To celebrate National Poetry Month, Gerald So, editor of The 5-2: Crime Poetry Weekly website and The Lineup poetry chapbooks, invited me to participate in a blog tour. The challenge: to choose a favorite poem from the 5-2 website.
That proved to be a bit of a problem, because poems are like soul candy to me—jelly bellies, if you will—one day your favorite may be key lime pie and the next, sour apple or black licorice. However, I ultimately chose Jackie Sheeler's "Lt. Machine" to feature today, as it is a timely poem, tied to the still-ongoing (if sputtering) Occupy Wall Street movement.
You may recall the recent pepper-spraying incident where Police Lieutenant John Pike, dressed in riot gear, nonchalantly aimed his spray can at a group of college student protesters who were sitting down peacefully. The lieutenant and that video soon went viral and spawned a cultural phenomenom all its own, an international frenzy with dozens of websites and parodies.
What Jackie Sheeler does in her poetic take on that whole spectacle is to create a sardonic account that at the same time peers into the mind—and seeming mindlessness—of the officer's actions, "He neither smiles nor frowns / flourishes the canister / arms-length, like a cardsharp shooting his cuffs / before the deal. Winning is inevitable." And yet, there are hints of what Sheeler imagines really lies beneath the lieutenant's unprompted behavior, "If he screamed / I got your education right here you little pricks!"
I'm a sucker for "humor noir," if that can be labeled a true subgenre. In this poem, despite the underlying tinges of anger and injustice, there are also hints of humor, as in these lines, "He makes a second pass across the line / just in case. Filling in the blanks, you might say." You can argue all day about whether Lt. Pike and other police actions against the Occupy protesters are justified or not (or both, depending upon the circumstances), but I like how Sheeler's poem takes a step back, viewing this incident in words as a photographer would with a lens.
I also loved Jackie's note about the poem, "It was the memes. Yes, definitely, the memes. He pepper-sprayed the Last Supper! And the holy bush of Marilyn Monroe, her white skirt airlifted by a passing subway. Entrapment. I had no choice. Guilty as charged."
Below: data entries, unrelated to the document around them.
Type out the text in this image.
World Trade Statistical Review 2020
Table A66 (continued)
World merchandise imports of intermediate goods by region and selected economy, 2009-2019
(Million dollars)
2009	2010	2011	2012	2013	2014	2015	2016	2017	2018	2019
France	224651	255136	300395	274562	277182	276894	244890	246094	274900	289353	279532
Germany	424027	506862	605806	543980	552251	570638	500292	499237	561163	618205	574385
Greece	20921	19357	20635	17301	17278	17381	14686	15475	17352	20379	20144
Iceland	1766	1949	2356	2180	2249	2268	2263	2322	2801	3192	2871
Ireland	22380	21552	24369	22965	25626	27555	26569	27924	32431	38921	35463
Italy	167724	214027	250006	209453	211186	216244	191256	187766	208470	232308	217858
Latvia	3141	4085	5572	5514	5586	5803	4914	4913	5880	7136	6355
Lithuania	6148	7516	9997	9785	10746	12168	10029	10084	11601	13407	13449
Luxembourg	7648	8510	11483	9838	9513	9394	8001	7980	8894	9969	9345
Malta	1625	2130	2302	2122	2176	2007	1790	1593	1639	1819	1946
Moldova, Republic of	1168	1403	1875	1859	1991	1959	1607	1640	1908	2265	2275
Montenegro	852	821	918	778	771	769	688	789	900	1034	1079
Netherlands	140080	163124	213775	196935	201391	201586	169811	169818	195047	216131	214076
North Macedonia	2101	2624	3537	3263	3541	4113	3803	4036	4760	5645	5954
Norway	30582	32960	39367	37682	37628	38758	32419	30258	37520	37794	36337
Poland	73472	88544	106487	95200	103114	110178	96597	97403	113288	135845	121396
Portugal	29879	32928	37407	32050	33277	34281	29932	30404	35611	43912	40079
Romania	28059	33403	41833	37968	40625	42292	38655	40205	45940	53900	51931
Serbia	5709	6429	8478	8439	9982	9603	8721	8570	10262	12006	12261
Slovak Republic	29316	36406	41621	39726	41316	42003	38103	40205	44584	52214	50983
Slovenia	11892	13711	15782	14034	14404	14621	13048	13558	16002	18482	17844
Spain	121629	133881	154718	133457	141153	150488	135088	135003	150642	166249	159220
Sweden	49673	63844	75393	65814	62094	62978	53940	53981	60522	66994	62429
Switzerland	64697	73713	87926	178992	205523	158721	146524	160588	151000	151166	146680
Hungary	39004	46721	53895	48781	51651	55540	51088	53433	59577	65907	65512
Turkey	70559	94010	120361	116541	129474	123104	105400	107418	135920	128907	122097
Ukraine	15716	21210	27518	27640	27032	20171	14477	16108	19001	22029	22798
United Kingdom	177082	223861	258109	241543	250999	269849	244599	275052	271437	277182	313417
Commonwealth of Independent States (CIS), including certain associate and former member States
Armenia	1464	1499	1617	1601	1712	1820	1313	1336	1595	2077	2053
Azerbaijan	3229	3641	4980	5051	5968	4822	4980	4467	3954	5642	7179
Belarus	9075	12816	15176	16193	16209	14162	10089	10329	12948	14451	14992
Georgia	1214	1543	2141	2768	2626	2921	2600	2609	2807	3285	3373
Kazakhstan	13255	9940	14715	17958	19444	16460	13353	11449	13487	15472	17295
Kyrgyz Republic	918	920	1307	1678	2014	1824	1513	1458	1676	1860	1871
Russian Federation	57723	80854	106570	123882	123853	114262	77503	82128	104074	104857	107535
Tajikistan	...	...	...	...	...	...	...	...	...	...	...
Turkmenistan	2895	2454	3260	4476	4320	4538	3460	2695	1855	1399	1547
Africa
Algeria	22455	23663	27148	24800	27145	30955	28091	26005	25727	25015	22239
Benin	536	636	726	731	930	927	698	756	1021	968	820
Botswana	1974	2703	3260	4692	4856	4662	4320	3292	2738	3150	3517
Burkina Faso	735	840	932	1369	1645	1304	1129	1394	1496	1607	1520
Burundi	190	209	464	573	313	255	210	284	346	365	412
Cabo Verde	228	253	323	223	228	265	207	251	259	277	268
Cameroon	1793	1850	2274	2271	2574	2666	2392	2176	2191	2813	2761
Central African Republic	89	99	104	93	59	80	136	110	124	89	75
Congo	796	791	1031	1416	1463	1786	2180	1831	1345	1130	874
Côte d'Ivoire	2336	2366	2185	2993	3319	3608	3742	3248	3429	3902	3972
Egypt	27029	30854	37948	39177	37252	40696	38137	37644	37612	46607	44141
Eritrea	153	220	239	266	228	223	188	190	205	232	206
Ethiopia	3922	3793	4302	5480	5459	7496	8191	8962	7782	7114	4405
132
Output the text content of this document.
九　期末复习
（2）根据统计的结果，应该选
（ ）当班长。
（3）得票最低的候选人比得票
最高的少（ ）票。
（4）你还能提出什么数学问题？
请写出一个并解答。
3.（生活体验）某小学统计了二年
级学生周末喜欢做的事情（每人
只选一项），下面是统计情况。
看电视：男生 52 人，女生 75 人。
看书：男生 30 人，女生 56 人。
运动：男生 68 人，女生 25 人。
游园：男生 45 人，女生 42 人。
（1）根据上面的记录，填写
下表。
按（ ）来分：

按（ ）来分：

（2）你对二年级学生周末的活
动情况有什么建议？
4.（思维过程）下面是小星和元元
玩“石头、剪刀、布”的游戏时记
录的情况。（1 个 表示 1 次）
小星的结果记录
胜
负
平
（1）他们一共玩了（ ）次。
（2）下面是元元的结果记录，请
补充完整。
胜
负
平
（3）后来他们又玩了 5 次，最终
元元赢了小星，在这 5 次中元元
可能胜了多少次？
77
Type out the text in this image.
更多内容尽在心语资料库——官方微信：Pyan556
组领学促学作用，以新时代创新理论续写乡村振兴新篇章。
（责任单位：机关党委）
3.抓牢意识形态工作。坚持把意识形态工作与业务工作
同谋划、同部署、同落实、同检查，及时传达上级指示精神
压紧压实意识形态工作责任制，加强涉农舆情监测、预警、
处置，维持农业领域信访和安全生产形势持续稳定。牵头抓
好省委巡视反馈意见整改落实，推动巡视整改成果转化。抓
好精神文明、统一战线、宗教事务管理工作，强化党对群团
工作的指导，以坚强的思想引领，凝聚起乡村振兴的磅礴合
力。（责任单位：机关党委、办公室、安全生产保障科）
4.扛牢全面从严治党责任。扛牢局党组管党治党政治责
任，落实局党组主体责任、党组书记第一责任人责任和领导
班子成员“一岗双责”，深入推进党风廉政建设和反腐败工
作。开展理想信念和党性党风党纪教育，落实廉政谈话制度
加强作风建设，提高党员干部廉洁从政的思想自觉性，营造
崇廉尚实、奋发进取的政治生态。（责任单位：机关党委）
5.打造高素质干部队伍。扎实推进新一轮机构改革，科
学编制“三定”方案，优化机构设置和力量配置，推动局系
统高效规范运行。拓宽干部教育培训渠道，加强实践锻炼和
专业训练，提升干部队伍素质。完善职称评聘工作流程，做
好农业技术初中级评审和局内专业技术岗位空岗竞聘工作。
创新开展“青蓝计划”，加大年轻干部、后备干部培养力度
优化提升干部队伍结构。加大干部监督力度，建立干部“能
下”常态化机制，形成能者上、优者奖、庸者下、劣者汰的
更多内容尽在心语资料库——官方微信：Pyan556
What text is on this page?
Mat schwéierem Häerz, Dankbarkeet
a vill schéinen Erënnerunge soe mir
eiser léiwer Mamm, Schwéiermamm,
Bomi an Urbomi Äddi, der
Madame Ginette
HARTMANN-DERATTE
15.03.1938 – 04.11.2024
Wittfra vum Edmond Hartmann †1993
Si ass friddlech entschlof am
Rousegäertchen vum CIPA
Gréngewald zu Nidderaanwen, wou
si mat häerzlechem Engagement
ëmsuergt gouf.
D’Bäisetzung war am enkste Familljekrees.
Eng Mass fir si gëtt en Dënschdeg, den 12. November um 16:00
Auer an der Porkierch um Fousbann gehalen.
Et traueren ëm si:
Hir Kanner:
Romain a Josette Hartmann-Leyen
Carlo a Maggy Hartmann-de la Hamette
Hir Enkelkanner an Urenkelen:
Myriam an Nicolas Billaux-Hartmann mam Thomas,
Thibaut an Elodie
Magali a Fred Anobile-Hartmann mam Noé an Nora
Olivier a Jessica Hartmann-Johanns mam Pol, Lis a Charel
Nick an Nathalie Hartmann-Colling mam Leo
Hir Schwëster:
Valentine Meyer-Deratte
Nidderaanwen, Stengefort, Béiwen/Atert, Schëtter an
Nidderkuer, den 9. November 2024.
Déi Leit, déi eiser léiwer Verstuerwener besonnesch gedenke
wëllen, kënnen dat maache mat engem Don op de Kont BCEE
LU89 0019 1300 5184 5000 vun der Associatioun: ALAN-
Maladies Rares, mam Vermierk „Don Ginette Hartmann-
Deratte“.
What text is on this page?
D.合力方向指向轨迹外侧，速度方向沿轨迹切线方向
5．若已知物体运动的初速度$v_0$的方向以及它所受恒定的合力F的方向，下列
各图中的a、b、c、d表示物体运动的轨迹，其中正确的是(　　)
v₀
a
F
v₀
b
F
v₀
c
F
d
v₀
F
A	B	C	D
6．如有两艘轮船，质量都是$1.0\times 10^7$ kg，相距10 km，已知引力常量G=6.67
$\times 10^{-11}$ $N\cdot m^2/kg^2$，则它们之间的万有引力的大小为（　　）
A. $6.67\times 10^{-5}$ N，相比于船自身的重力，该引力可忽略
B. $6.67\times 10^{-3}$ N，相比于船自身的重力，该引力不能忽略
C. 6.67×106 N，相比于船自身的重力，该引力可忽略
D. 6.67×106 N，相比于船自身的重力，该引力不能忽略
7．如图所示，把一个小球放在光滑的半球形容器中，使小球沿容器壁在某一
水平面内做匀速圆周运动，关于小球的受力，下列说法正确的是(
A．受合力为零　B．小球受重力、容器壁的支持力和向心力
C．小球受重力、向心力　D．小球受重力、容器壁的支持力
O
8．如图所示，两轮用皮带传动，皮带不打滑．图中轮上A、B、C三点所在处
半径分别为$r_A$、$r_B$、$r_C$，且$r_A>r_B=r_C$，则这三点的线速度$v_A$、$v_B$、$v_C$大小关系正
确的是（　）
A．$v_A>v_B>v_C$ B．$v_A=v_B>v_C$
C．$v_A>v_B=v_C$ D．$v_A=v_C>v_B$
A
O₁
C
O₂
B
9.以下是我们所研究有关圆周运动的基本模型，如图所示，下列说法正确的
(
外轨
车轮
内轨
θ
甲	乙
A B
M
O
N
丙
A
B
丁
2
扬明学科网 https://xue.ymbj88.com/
Jackie's latest collection of poems, Earthquake Came to Harlem, was a finalist for the 2011 Paterson Poetry Prize. One reviewer called it "nuanced yet aggressive, Earthquake Came to Harlem is a tour-de-force of NYC poetry." I rather like that. I think "nuanced, yet aggressive" is an apt description of "Lt. Machine."
By the way, The 5-2 is looking for more submissions to showcase each week. If you think you have a crime poem in you, you can submit up to two poems per month that are "honest, powerful reactions to what you see as crime." Any form or style is fine, and the only rule is that each poem must be 60 lines or fewer.